34.1.3 Sobol Sampling

Sobol sampling is a quasi-random low-discrepancy sequence designed for global sensitivity analysis. It provides better uniformity across the space than both random and LHS methods (Renardy et al. 2021).

Implementation in R Using the randtoolbox package:

library(randtoolbox)
set.seed(123)
n <- 100  # Number of samples
k <- 2  # Number of parameters

# Generate Sobol sequence
samples_sobol <- sobol(n, dim = k, scrambling = 3)

# Transform to specific distributions
param1 <- qunif(samples_sobol[,1], min = 0, max = 1)  # Uniform
param2 <- qnorm(samples_sobol[,2], mean = 0, sd = 1)  # Normal

# Combine into a data frame
samples_sobol <- data.frame(param1, param2)
head(samples_sobol)

📌 Pros: Highly efficient, low-discrepancy sequence for sensitivity analysis
📌 Cons: Requires specialized libraries, and might not be ideal for small sample sizes

34.1.4 Comparison of Methods

Sampling Method	Uniform Coverage	Computational Efficiency	Best Use Case
Random	Poor	Fast	Basic sensitivity analysis
Latin Hypercube (LHS)	Good	Moderate	Optimized space-filling with no interaction control
Sobol	Excellent	Moderate	Global sensitivity analysis

Use random sampling when simplicity is preferred.
Use LHS when uniform coverage of individual parameters is important.
Use Sobol sampling for high-dimensional sensitivity analysis.

34.2 Use of machine learning for sensitivity analysis

To evaluate the importance of each parameter in a simulation model, Random Forest (RF) can be used as a feature importance estimator. This involves training an RF model on simulation results and then analyzing the impact of each input parameter on the output.

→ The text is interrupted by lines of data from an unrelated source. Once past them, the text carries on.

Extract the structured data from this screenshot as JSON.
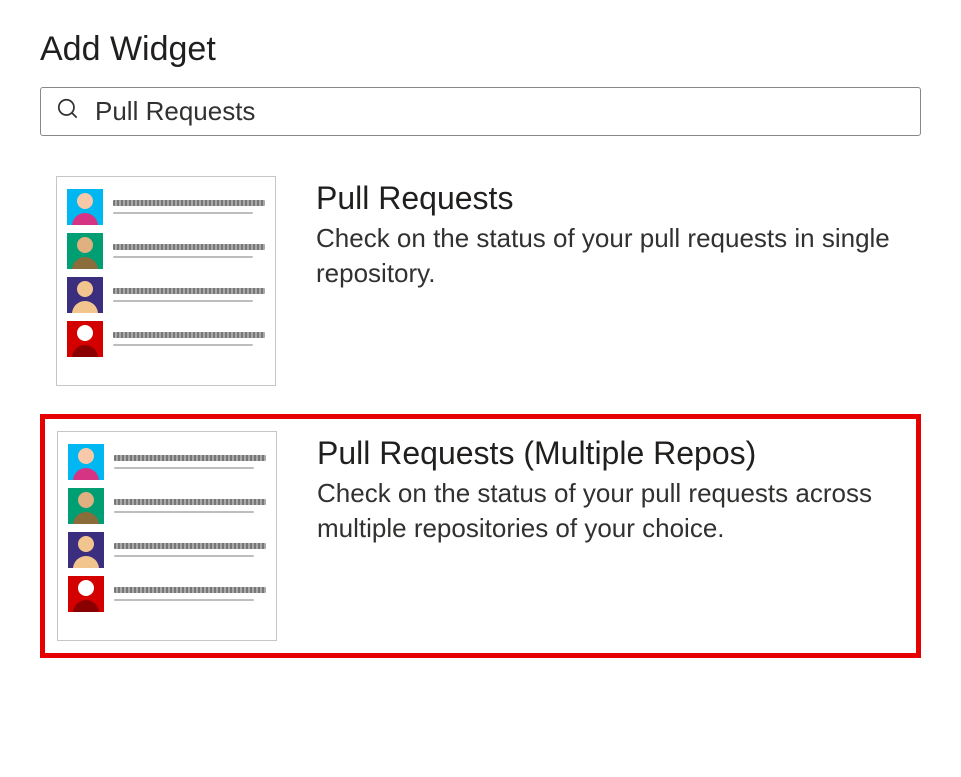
{
  "header": {
    "title": "Add Widget"
  },
  "search": {
    "value": "Pull Requests"
  },
  "widgets": [
    {
      "title": "Pull Requests",
      "description": "Check on the status of your pull requests in single repository.",
      "highlighted": false
    },
    {
      "title": "Pull Requests (Multiple Repos)",
      "description": "Check on the status of your pull requests across multiple repositories of your choice.",
      "highlighted": true
    }
  ],
  "thumbnail_avatars": [
    {
      "bg": "#00b7f1",
      "head": "#f7c9a8",
      "body": "#d63384",
      "accent": "#e6007a"
    },
    {
      "bg": "#009e73",
      "head": "#e0b080",
      "body": "#8a6d3b",
      "accent": "#6b4a1f"
    },
    {
      "bg": "#3b2e7e",
      "head": "#f2c58f",
      "body": "#f2c58f",
      "accent": "#f2c58f"
    },
    {
      "bg": "#d40000",
      "head": "#ffffff",
      "body": "#8a0000",
      "accent": "#ffffff"
    }
  ]
}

34.2.1 Step-by-Step Guide to Using Random Forest for Parameter Importance

1. Generate Simulation Data The first step is to generate simulation results by systematically sampling multiple parameters using methods like Random Sampling, Latin Hypercube Sampling (LHS), or Sobol Sampling.

Example: Generating Simulation Data in R

# Load required libraries
library(lhs)        # For Latin Hypercube Sampling
library(randtoolbox) # For Sobol Sampling

set.seed(123)
n <- 500  # Number of samples
k <- 5    # Number of parameters

# Generate Latin Hypercube sampled input parameters
param_samples <- randomLHS(n, k)
colnames(param_samples) <- paste0("param", 1:k)

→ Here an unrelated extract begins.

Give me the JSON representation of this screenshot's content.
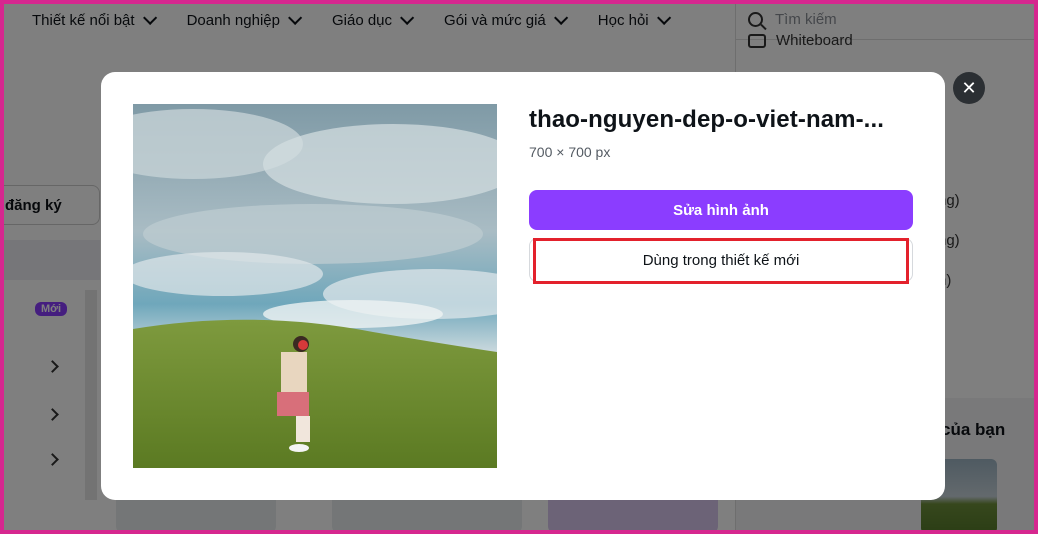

# Assume a simple simulation model (e.g., sum of squared params)
simulation_results <- rowSums(param_samples^2)

# Convert to data frame
sim_data <- data.frame(param_samples, Output = simulation_results)

head(sim_data)

📌 Note: Replace simulation_results with the actual simulation output.

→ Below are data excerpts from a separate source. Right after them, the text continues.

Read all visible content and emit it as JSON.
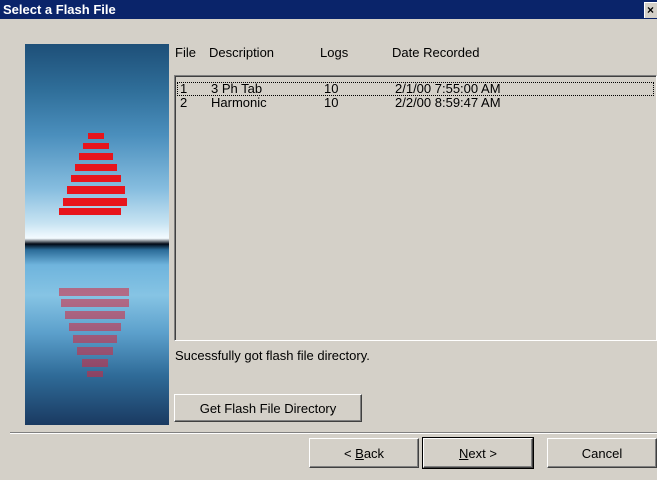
{
  "window": {
    "title": "Select a Flash File",
    "close_glyph": "×"
  },
  "columns": {
    "file": "File",
    "description": "Description",
    "logs": "Logs",
    "date": "Date Recorded"
  },
  "rows": [
    {
      "file": "1",
      "description": "3 Ph Tab",
      "logs": "10",
      "date": "2/1/00 7:55:00 AM"
    },
    {
      "file": "2",
      "description": "Harmonic",
      "logs": "10",
      "date": "2/2/00 8:59:47 AM"
    }
  ],
  "status_text": "Sucessfully got flash file directory.",
  "buttons": {
    "get_directory": "Get Flash File Directory",
    "back_pre": "< ",
    "back_key": "B",
    "back_post": "ack",
    "next_key": "N",
    "next_post": "ext >",
    "cancel": "Cancel"
  },
  "icons": {
    "logo": "logo-icon",
    "close": "close-icon"
  },
  "colors": {
    "title_bar": "#0a246a",
    "logo_red": "#e8141c",
    "face": "#d4d0c8"
  }
}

2. Train a Random Forest Model

Once the data is prepared, an RF model can be trained using randomForest in R.

Train the RF Model

library(randomForest)

# Train Random Forest to predict simulation output
set.seed(123)
rf_model <- randomForest(Output ~ ., data = sim_data, importance = TRUE, ntree = 500)

# Print model summary
print(rf_model)

📌 Explanation:

Output ~ . means the RF model uses all parameters to predict the output.
importance = TRUE ensures that feature importance is computed.
ntree = 500 sets the number of trees in the forest.

3. Extract Parameter Importance

After training, RF provides two types of feature importance: 1. Mean Decrease in Accuracy (MDA) – Measures how much accuracy drops when a parameter is randomly shuffled. 2. Mean Decrease in Gini (MDG) – Measures how much each variable contributes to reducing node impurity in the decision trees.

Plot Feature Importance

# Extract importance values
importance_values <- importance(rf_model)

# Convert to a data frame
importance_df <- data.frame(Parameter = rownames(importance_values),
                            MDA = importance_values[, 1], 
                            MDG = importance_values[, 2])

# Print importance scores
print(importance_df)

# Plot feature importance
library(ggplot2)
ggplot(importance_df, aes(x = reorder(Parameter, -MDA), y = MDA)) +
  geom_bar(stat = "identity", fill = "steelblue") +
  labs(title = "Feature Importance (Mean Decrease in Accuracy)",
       x = "Parameter", y = "Importance") +
  theme_minimal()

📌 Interpretation: - Higher MDA values indicate more important parameters (greater accuracy drop when shuffled). - Higher MDG values mean stronger contributions to splitting decisions in trees.

4. Interpret the Results

After analysing feature importance:

Key parameters can be identified for further refinement.
Unimportant parameters can be removed to simplify the model.
Interactions between parameters can be explored.

Summary

Step	Action
1	Generate parameter samples using LHS, Sobol, or Random Sampling
2	Run simulations to obtain output values
3	Train a Random Forest model using `randomForest`
4	Extract feature importance using `importance()`
5	Interpret and visualize the results

Example: (Angourakis et al. 2022)